There’s a discussion on the luxology boards on the 480 and people report that everything in modo works just fine for them… :spin:

Then again luxology is in the partner program with nvidia so may’haps they know something the rest of us don’t. :confused:

i think i have a similar problem with engts 250 1gb… i know is not comparable with 465, but it should be more or less the same as the 9800gtx and with more than 1 million poligons start to lag hard… i will try new drivers too.

how can i perform that benchmark you are posting results of? EDIT: whops… found the link! pardon me! :smiley:

thanks!

your 250 should outperform my 9800GTX or at least (if not overclocked) give similar results.

yes the test give me 30-36fps (depending on the settings of the nvidia panel) so looks like is the same as the 9800gtx

the thing that i don’t understand is that if i add multires level 6 (about 2mil poligons) to suzanne, i think the fps are about 1 per second or less… blender cannot be used like this, while i heard of people that manage to achieve higher poligns count without this performance problems.

also i heard that in 2.53 the poligon management has been deeply improoved, while i have the same exact performances in 2.49 and 2.53.

so maybe the performance are normal and im just expecting too much, but i was expecting to be able to manage at least 1,5 mil poligons (and the system is already lagging a lot with this amount)

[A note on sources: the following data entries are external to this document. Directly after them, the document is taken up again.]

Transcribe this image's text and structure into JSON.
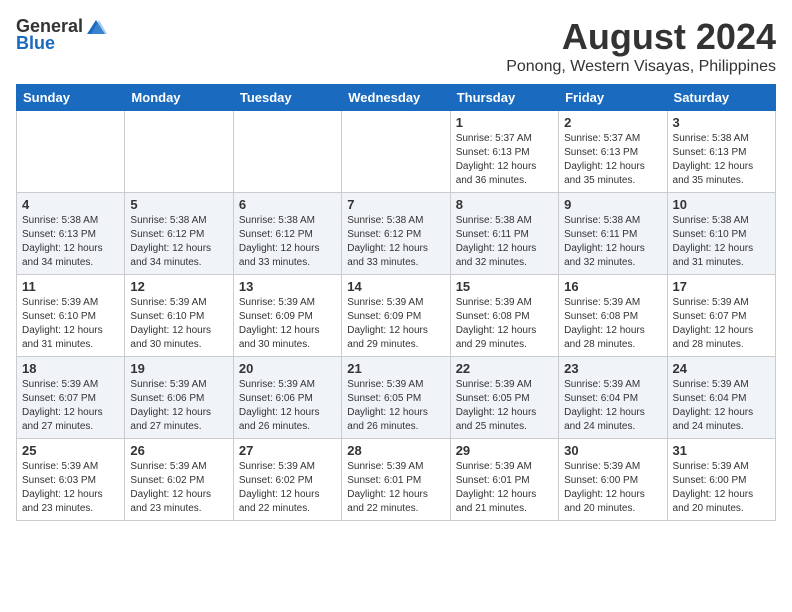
{
  "logo": {
    "general": "General",
    "blue": "Blue"
  },
  "title": "August 2024",
  "subtitle": "Ponong, Western Visayas, Philippines",
  "days_of_week": [
    "Sunday",
    "Monday",
    "Tuesday",
    "Wednesday",
    "Thursday",
    "Friday",
    "Saturday"
  ],
  "weeks": [
    [
      {
        "day": "",
        "detail": ""
      },
      {
        "day": "",
        "detail": ""
      },
      {
        "day": "",
        "detail": ""
      },
      {
        "day": "",
        "detail": ""
      },
      {
        "day": "1",
        "detail": "Sunrise: 5:37 AM\nSunset: 6:13 PM\nDaylight: 12 hours\nand 36 minutes."
      },
      {
        "day": "2",
        "detail": "Sunrise: 5:37 AM\nSunset: 6:13 PM\nDaylight: 12 hours\nand 35 minutes."
      },
      {
        "day": "3",
        "detail": "Sunrise: 5:38 AM\nSunset: 6:13 PM\nDaylight: 12 hours\nand 35 minutes."
      }
    ],
    [
      {
        "day": "4",
        "detail": "Sunrise: 5:38 AM\nSunset: 6:13 PM\nDaylight: 12 hours\nand 34 minutes."
      },
      {
        "day": "5",
        "detail": "Sunrise: 5:38 AM\nSunset: 6:12 PM\nDaylight: 12 hours\nand 34 minutes."
      },
      {
        "day": "6",
        "detail": "Sunrise: 5:38 AM\nSunset: 6:12 PM\nDaylight: 12 hours\nand 33 minutes."
      },
      {
        "day": "7",
        "detail": "Sunrise: 5:38 AM\nSunset: 6:12 PM\nDaylight: 12 hours\nand 33 minutes."
      },
      {
        "day": "8",
        "detail": "Sunrise: 5:38 AM\nSunset: 6:11 PM\nDaylight: 12 hours\nand 32 minutes."
      },
      {
        "day": "9",
        "detail": "Sunrise: 5:38 AM\nSunset: 6:11 PM\nDaylight: 12 hours\nand 32 minutes."
      },
      {
        "day": "10",
        "detail": "Sunrise: 5:38 AM\nSunset: 6:10 PM\nDaylight: 12 hours\nand 31 minutes."
      }
    ],
    [
      {
        "day": "11",
        "detail": "Sunrise: 5:39 AM\nSunset: 6:10 PM\nDaylight: 12 hours\nand 31 minutes."
      },
      {
        "day": "12",
        "detail": "Sunrise: 5:39 AM\nSunset: 6:10 PM\nDaylight: 12 hours\nand 30 minutes."
      },
      {
        "day": "13",
        "detail": "Sunrise: 5:39 AM\nSunset: 6:09 PM\nDaylight: 12 hours\nand 30 minutes."
      },
      {
        "day": "14",
        "detail": "Sunrise: 5:39 AM\nSunset: 6:09 PM\nDaylight: 12 hours\nand 29 minutes."
      },
      {
        "day": "15",
        "detail": "Sunrise: 5:39 AM\nSunset: 6:08 PM\nDaylight: 12 hours\nand 29 minutes."
      },
      {
        "day": "16",
        "detail": "Sunrise: 5:39 AM\nSunset: 6:08 PM\nDaylight: 12 hours\nand 28 minutes."
      },
      {
        "day": "17",
        "detail": "Sunrise: 5:39 AM\nSunset: 6:07 PM\nDaylight: 12 hours\nand 28 minutes."
      }
    ],
    [
      {
        "day": "18",
        "detail": "Sunrise: 5:39 AM\nSunset: 6:07 PM\nDaylight: 12 hours\nand 27 minutes."
      },
      {
        "day": "19",
        "detail": "Sunrise: 5:39 AM\nSunset: 6:06 PM\nDaylight: 12 hours\nand 27 minutes."
      },
      {
        "day": "20",
        "detail": "Sunrise: 5:39 AM\nSunset: 6:06 PM\nDaylight: 12 hours\nand 26 minutes."
      },
      {
        "day": "21",
        "detail": "Sunrise: 5:39 AM\nSunset: 6:05 PM\nDaylight: 12 hours\nand 26 minutes."
      },
      {
        "day": "22",
        "detail": "Sunrise: 5:39 AM\nSunset: 6:05 PM\nDaylight: 12 hours\nand 25 minutes."
      },
      {
        "day": "23",
        "detail": "Sunrise: 5:39 AM\nSunset: 6:04 PM\nDaylight: 12 hours\nand 24 minutes."
      },
      {
        "day": "24",
        "detail": "Sunrise: 5:39 AM\nSunset: 6:04 PM\nDaylight: 12 hours\nand 24 minutes."
      }
    ],
    [
      {
        "day": "25",
        "detail": "Sunrise: 5:39 AM\nSunset: 6:03 PM\nDaylight: 12 hours\nand 23 minutes."
      },
      {
        "day": "26",
        "detail": "Sunrise: 5:39 AM\nSunset: 6:02 PM\nDaylight: 12 hours\nand 23 minutes."
      },
      {
        "day": "27",
        "detail": "Sunrise: 5:39 AM\nSunset: 6:02 PM\nDaylight: 12 hours\nand 22 minutes."
      },
      {
        "day": "28",
        "detail": "Sunrise: 5:39 AM\nSunset: 6:01 PM\nDaylight: 12 hours\nand 22 minutes."
      },
      {
        "day": "29",
        "detail": "Sunrise: 5:39 AM\nSunset: 6:01 PM\nDaylight: 12 hours\nand 21 minutes."
      },
      {
        "day": "30",
        "detail": "Sunrise: 5:39 AM\nSunset: 6:00 PM\nDaylight: 12 hours\nand 20 minutes."
      },
      {
        "day": "31",
        "detail": "Sunrise: 5:39 AM\nSunset: 6:00 PM\nDaylight: 12 hours\nand 20 minutes."
      }
    ]
  ]
}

For better sculpt performance some settings may help:
Change Window Draw Method and VBO in User Prefs > System from Automatic
to another value. For me it is Triple Buffer and VBO =on.
Disable Double Sided in Mesh Settings.

It is necessary to take a sculpt build from graphicall.org or a regular build compiled without openmp what slowdown the sculpt performance.
In actual builds openmp is disabled for sculpting in 2.53 beta it is enabled.
I could work until 30 Million faces, than my system starts caching and lags.

I hope it helps a little, cheers, mib

thanks for the hints mib! i changed the settings but i cannot find a no openMP build on graphicall… i have never been good with graphicAll archives research:D could you point me one please?

I don’t no what OS you use, so look for gsoc builds of jwilkins and/or Nicholas Bishop.
They are special for sculpting. For linux it is easier to find.

Cheers, mib